Een jager mag op de percelen waar hij over het jachtrecht beschikt, jagen tot tegen de woningen en afsluitingen. Dat heeft minister van Omgeving Joke Schauvliege in het Vlaams Parlement geantwoord op een schriftelijke vraag.
Voor de jacht met het geweer zijn er echter enkele beperkingen. Vooreerst mag de jager niet schieten in de richting van de woningen of gebouwen. Tenzij hij op meer dan 150 meter afstand staat; dan mag hij ook in de richting van de huizen, stallen of andere gebouwen schieten.
Bovendien is de jacht verboden op alle ‘te smalle’ delen van het terrein. ‘Te smal’ wil zeggen dat er op die plaats, binnen de grenzen van het terrein, geen cirkel met een straal van 25 meter (diameter van 50 meter) kan worden getekend. Bijvoorbeeld in een smalle tussenstrook of in een spitse uithoek van het terrein. Daar mag de jager niet met geweer jagen; ook al maken die plaatsen deel uit van zijn jachtterrein.

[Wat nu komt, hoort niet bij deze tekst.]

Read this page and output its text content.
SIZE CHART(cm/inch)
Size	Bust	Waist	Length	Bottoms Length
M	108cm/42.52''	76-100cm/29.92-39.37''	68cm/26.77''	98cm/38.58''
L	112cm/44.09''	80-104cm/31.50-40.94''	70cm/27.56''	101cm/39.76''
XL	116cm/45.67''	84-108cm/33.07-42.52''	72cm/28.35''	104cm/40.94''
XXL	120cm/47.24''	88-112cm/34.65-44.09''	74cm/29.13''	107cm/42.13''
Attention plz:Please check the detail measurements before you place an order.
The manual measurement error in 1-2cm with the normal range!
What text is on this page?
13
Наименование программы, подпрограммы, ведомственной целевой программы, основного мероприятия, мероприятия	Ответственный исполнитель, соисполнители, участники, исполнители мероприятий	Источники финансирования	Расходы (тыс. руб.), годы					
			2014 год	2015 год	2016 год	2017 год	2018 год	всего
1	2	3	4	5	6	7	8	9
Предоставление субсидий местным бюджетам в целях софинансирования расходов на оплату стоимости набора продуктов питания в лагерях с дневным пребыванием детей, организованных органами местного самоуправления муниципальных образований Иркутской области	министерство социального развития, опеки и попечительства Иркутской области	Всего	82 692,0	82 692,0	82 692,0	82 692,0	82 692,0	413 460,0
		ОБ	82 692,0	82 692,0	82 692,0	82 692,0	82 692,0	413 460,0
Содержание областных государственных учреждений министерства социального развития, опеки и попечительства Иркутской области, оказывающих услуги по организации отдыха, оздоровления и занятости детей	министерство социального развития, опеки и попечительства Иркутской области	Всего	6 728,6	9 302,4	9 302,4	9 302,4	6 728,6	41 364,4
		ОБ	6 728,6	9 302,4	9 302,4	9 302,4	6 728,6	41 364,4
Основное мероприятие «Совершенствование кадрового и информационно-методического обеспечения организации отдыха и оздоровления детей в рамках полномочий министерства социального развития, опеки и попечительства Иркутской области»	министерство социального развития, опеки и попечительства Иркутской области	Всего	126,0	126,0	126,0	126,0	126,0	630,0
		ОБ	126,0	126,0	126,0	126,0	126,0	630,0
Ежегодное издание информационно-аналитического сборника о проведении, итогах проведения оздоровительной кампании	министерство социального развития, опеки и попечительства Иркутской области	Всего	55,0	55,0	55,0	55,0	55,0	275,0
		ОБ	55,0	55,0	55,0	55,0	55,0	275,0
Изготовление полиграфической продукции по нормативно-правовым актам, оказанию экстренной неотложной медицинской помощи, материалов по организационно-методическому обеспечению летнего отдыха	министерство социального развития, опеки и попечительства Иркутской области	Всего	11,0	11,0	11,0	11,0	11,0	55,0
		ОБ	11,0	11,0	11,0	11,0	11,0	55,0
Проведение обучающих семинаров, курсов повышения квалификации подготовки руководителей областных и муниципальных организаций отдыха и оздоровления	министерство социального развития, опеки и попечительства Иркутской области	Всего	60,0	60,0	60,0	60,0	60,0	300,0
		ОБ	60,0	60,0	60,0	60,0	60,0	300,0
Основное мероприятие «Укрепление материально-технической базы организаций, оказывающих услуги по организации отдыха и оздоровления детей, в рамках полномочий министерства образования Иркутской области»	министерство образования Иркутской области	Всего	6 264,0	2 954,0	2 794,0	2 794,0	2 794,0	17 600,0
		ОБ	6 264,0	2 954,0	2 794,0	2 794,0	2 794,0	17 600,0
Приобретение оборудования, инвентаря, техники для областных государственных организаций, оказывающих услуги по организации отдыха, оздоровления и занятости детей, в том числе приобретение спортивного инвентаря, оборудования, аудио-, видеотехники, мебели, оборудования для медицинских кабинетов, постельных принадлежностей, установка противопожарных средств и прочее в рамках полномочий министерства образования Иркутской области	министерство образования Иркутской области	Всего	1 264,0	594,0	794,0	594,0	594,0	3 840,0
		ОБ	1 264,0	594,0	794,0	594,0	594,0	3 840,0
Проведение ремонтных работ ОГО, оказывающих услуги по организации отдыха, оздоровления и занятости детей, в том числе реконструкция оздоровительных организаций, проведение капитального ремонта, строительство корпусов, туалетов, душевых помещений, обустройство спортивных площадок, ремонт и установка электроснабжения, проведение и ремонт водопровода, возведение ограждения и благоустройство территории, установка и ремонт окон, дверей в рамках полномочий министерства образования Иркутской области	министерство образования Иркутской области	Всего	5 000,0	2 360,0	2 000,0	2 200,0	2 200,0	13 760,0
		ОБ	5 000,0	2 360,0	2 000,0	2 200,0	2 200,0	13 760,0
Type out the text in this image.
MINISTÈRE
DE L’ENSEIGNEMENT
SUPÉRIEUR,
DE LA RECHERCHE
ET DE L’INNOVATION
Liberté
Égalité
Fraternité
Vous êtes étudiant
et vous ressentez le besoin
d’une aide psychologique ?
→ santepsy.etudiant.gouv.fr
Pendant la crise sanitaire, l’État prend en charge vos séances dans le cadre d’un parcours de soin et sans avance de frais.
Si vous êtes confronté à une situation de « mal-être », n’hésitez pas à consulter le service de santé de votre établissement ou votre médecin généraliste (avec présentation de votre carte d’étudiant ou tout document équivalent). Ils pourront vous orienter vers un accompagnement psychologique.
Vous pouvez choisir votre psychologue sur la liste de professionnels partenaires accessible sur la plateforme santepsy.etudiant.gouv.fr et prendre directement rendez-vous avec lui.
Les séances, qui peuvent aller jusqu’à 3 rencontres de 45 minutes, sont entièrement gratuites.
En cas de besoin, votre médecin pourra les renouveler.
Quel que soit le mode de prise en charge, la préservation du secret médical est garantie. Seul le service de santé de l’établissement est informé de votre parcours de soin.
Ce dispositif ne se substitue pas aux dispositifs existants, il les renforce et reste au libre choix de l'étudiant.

Tot slot is volgens het jachtdecreet de jacht met het geweer ook verboden op elk terrein waarvan de aaneengesloten oppervlakte minder dan 40 hectare bedraagt. De ‘te smalle’ stroken, die niet voldoen aan de 50-diameterregel en waarop er niet gejaagd mag worden met het geweer, tellen hier echter wél mee. Zij worden beschouwd als elementen die de aaneengesloten oppervlakte doorbreken. Wegen (met uitzondering van autowegen), onbevaarbare waterlopen en spoorwegen (met uitzondering van spoorwegbermen van meer dan 50 meter breed) worden niet beschouwd als doorbrekende elementen.
Bron:
Vraag nr. 226 van Hermes-Sanctorum-Vandevoorde aan Joke Schauvliege, Vlaams minister van Omgeving, Natuur en Landbouw, over “Jachtdecreet artikel 8 – Jachtterreinen”.